Le gouvernement compte mettre en place prochainement une Project Monitoring and Implementation Unit, placée sous l’égide du bureau du Premier ministre afin d’assurer un meilleur suivi de l’exécution des grands projets d’infrastructure publics.
C’est ce qu’a répondu le Premier ministre, Navin Ramgoolam, à Joanna Bérenger, qui a demandé des précisions sur la raison d’être de cette nouvelle unité, les faiblesses constatées dans les mécanismes actuels de suivi des projets publics ainsi que les pouvoirs et responsabilités des personnes qui y seront nommées.
Le Premier ministre a expliqué que Maurice a atteint un niveau de développement économique où le principal défi n’est plus seulement l’élaboration des politiques publiques, mais surtout leur mise en œuvre efficace.
D’après lui, plusieurs initiatives nationales stratégiques, bien qu’annoncées avec des objectifs précis, connaissent régulièrement des retards en raison de responsabilités institutionnelles dispersées, de procédures administratives longues, d’un manque de coordination entre les différents ministères, de blocages réglementaires et de l’absence d’une autorité centrale chargée de superviser l’avancement des projets.
Navin Ramgoolam a déploré que, pendant trop longtemps, certaines institutions aient fonctionné de manière isolée au lieu d’adopter une approche coordonnée dans la réalisation des projets gouvernementaux.
Il a également fait état de cas de collusion entre des consultants et des entrepreneurs, qui auraient entraîné par le passé des retards dans l’exécution des travaux ainsi que des dépassements de coûts.
La nouvelle unité aura pour mission de coordonner, surveiller et accélérer la réalisation des priorités gouvernementales à travers une planification intégrée, une prise de décision fondée sur des données concrètes, une collaboration accrue entre les institutions et un suivi rigoureux de la performance.
L’objectif affiché consiste également à garantir que le principe de « value for money » soit strictement respecté lors de la mise en œuvre des grands projets d’infrastructure.

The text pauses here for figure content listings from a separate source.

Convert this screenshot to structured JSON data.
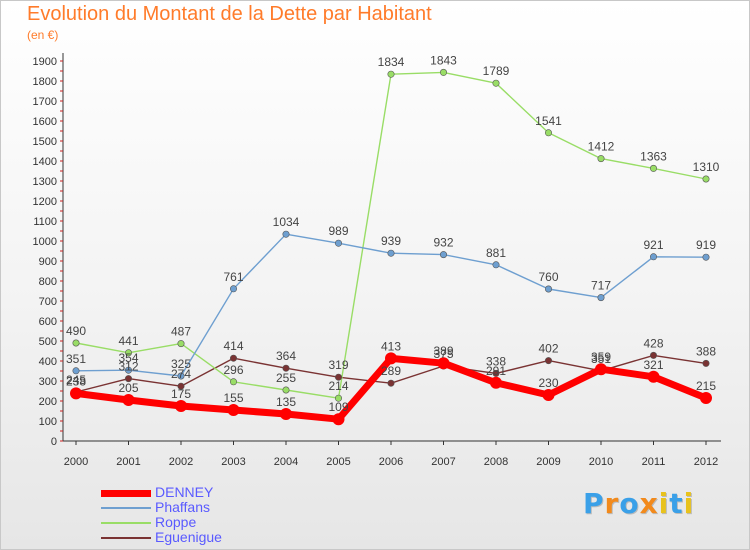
{
  "chart_data": {
    "type": "line",
    "title": "Evolution du Montant de la Dette par Habitant",
    "subtitle": "(en €)",
    "xlabel": "",
    "ylabel": "",
    "x": [
      "2000",
      "2001",
      "2002",
      "2003",
      "2004",
      "2005",
      "2006",
      "2007",
      "2008",
      "2009",
      "2010",
      "2011",
      "2012"
    ],
    "ylim": [
      0,
      1900
    ],
    "yticks": [
      "0",
      "100",
      "200",
      "300",
      "400",
      "500",
      "600",
      "700",
      "800",
      "900",
      "1000",
      "1100",
      "1200",
      "1300",
      "1400",
      "1500",
      "1600",
      "1700",
      "1800",
      "1900"
    ],
    "grid": false,
    "legend_position": "bottom-left",
    "series": [
      {
        "name": "DENNEY",
        "color": "#ff0000",
        "values": [
          238,
          205,
          175,
          155,
          135,
          109,
          413,
          389,
          291,
          230,
          359,
          321,
          215
        ],
        "labels": [
          "238",
          "205",
          "175",
          "155",
          "135",
          "109",
          "413",
          "389",
          "291",
          "230",
          "359",
          "321",
          "215"
        ]
      },
      {
        "name": "Phaffans",
        "color": "#6e9fd0",
        "values": [
          351,
          354,
          325,
          761,
          1034,
          989,
          939,
          932,
          881,
          760,
          717,
          921,
          919
        ],
        "labels": [
          "351",
          "354",
          "325",
          "761",
          "1034",
          "989",
          "939",
          "932",
          "881",
          "760",
          "717",
          "921",
          "919"
        ]
      },
      {
        "name": "Roppe",
        "color": "#99dd66",
        "values": [
          490,
          441,
          487,
          296,
          255,
          214,
          1834,
          1843,
          1789,
          1541,
          1412,
          1363,
          1310
        ],
        "labels": [
          "490",
          "441",
          "487",
          "296",
          "255",
          "214",
          "1834",
          "1843",
          "1789",
          "1541",
          "1412",
          "1363",
          "1310"
        ]
      },
      {
        "name": "Eguenigue",
        "color": "#7a3333",
        "values": [
          245,
          312,
          274,
          414,
          364,
          319,
          289,
          375,
          338,
          402,
          351,
          428,
          388
        ],
        "labels": [
          "245",
          "312",
          "274",
          "414",
          "364",
          "319",
          "289",
          "375",
          "338",
          "402",
          "351",
          "428",
          "388"
        ]
      }
    ]
  },
  "brand": {
    "letters": [
      "P",
      "r",
      "o",
      "x",
      "i",
      "t",
      "i"
    ],
    "colors": [
      "#3aa0e8",
      "#f28a1c",
      "#3aa0e8",
      "#f28a1c",
      "#e8c21c",
      "#3aa0e8",
      "#e8c21c"
    ]
  }
}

D’autre part, le Premier ministre a indiqué que cette unité sera placée sous son autorité directe et devra lui soumettre régulièrement des rapports sur l’état d’avancement des projets suivis.
Quant à la composition même de cette structure, il a précisé que des consultations sont déjà en cours afin de sélectionner des professionnels hautement qualifiés.
La future équipe devra notamment disposer d’une solide expérience dans le domaine de l’ingénierie et d’un parcours confirmé en gestion de projets.
Le gouvernement entend ainsi instaurer un mécanisme centralisé en mesure d’identifier rapidement les obstacles, d’améliorer la coordination entre les différents acteurs et de garantir une exécution plus efficace des investissements publics majeurs.